Tuesday, May 17, 2011

Dominique Strauss-Kahn

I suppose it is necessary to say something about the bombshell that dropped in New York last Saturday with the arrest of Dominique Strauss-Kahn (DSK), French head of the International Monetary Fund.
I leave the eventual resolution of this senseless and tragic affair to the lawyers and prosecutors of New York City.
But, I believe we can all have sympathy for the victim, no matter the outcome, because she was assaulted, as DSK has today admitted, and she is apparently an immigrant from Senegal, 32 years old, and working her way through life as a single parent with a teenage child. She has been brave, and I salute her for her courage.
As for DSK, he is surely the best example we’ve had in many years of perfect self-destruction. He is charged with attempted rape, criminal sexual acts, sexual abuse, forcible touching and false imprisonment.
While the leaders of the French political left continue to ask for patience and withholding of judgment, it is clear they have been placed in a quandary that will probably make it impossible for them to win the French 2012 presidential election, as was forecast with DSK as their candidate. Their other on-the-air pastime is to attack the American justice system - for doing its job in protecting American citizens, one presumes.
The French conservatives, led by President Sarkozy, have been amazingly prudent, not using the affair for political ends. Today, Sarkozy and the French Prime Minister called again for unity, decorum and getting on with the job of governing France.
Last night on a French TV program that focuses on politics and is panelled by senior French journalists and pollsters, the mood was somber. They were surprising in their condemnation of DSK, because in France as elsewhere journalists tend to be left-leaning.  

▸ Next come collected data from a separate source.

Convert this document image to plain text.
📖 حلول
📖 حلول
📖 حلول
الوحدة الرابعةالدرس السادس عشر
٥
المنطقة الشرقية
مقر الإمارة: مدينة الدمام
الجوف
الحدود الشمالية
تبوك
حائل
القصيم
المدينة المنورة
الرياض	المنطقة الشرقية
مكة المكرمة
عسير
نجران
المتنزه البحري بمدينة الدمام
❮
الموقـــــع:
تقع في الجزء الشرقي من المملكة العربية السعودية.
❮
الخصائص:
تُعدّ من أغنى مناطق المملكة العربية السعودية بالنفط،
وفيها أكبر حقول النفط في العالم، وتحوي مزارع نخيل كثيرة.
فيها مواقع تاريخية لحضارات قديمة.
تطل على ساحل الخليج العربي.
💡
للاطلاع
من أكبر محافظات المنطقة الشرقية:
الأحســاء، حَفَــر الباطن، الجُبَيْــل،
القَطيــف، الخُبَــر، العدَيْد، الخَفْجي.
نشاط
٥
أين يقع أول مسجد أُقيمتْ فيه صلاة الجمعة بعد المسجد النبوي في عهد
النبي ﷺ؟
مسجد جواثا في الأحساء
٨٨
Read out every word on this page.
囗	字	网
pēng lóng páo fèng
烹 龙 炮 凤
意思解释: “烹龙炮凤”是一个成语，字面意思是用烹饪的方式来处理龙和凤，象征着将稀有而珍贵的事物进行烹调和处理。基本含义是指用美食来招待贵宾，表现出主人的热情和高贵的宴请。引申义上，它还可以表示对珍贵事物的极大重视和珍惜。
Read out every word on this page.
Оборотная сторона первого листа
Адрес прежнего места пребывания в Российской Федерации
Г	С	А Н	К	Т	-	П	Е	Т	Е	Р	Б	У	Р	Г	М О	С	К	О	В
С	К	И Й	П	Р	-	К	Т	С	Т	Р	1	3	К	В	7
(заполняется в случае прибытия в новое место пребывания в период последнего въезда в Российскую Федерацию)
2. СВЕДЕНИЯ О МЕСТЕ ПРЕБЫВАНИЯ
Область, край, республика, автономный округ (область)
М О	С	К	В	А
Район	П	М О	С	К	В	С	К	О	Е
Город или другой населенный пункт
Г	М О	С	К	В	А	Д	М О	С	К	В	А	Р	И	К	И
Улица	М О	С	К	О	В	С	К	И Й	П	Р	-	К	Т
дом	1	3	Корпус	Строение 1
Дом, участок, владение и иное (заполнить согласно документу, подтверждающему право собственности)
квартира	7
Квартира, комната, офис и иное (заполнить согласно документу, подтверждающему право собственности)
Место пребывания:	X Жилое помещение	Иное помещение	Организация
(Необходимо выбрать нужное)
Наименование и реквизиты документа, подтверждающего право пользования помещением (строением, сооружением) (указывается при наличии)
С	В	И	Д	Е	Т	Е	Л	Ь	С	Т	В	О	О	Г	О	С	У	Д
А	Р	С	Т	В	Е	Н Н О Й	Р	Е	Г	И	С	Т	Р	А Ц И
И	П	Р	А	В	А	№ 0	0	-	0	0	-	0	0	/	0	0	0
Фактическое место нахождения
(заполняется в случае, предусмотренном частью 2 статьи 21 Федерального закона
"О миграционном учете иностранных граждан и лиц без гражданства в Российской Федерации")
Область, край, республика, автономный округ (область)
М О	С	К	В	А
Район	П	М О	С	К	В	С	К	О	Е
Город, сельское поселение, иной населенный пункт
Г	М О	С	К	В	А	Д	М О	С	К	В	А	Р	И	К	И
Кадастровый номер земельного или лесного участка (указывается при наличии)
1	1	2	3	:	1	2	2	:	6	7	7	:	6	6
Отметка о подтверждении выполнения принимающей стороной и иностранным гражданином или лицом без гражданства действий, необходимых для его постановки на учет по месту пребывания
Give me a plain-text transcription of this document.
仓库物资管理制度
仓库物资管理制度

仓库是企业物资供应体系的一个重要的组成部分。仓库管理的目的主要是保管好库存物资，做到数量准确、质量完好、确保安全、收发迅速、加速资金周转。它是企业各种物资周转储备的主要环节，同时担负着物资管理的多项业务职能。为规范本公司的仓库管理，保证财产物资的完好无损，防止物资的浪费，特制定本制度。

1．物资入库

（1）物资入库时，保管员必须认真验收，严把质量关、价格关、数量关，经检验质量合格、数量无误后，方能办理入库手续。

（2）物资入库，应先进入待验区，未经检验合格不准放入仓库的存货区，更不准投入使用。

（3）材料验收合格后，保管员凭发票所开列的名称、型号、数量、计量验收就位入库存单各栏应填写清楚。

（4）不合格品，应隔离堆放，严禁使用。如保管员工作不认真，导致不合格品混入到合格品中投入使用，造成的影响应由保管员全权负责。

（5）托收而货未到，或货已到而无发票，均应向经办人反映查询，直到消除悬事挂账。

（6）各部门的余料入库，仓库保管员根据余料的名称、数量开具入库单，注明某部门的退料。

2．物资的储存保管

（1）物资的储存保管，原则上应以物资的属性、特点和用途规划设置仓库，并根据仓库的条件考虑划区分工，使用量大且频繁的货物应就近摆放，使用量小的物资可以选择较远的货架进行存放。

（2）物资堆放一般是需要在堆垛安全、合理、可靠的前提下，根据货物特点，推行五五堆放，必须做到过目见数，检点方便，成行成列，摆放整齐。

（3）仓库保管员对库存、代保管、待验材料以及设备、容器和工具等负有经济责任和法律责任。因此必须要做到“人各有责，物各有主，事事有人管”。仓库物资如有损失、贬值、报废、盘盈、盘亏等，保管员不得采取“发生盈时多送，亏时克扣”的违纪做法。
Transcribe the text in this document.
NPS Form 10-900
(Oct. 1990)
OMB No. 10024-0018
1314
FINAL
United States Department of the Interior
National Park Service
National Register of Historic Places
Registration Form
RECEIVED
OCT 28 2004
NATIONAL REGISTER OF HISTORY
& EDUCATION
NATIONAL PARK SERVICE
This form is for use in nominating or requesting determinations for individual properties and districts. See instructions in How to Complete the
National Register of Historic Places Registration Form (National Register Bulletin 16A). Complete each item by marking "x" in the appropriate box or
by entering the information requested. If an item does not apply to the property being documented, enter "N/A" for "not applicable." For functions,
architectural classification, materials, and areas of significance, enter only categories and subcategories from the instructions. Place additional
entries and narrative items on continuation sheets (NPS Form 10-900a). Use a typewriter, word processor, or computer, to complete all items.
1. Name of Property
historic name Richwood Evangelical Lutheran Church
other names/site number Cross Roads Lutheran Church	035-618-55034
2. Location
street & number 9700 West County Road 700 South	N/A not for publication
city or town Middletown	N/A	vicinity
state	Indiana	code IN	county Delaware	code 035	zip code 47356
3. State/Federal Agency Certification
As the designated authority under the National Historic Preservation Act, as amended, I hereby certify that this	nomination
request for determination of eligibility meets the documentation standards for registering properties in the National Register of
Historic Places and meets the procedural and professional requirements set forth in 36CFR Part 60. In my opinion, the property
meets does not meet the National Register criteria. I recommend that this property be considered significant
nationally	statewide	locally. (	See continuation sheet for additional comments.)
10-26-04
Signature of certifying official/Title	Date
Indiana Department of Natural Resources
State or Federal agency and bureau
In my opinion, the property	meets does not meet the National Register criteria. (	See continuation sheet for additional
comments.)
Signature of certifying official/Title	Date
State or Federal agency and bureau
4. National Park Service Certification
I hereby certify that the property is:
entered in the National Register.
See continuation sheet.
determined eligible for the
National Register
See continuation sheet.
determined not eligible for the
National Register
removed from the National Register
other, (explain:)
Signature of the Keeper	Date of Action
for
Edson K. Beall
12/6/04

To summarize their conclusions :
1. DSK is finished politically.
2. The best chance for the left is in Francois Holland, a former Socialist Party president and candidate for the 2012 election, or Segolene Royal, who lost to Sarkozy in 2007, both of whom have always separated themselves from DSK and gone their own ways toward 2012.
3. Sarkozy’s conservative UMP party needs to be quiet, not use the affair politically, and hope that French voters don’t paint all politicians with the DSK brush and stay away from the voting booths in hoards.
4. The real winner in all this is the extreme right, the Front National, already gaining ground toward 2012, whose candidate, Marine le Pen, will benefit from her party’s traditional stance against the “political elite” that rules France without much thought for ordinary citizens. If French voters don’t turn out in normal numbers, le Pen could pull off an historic upset.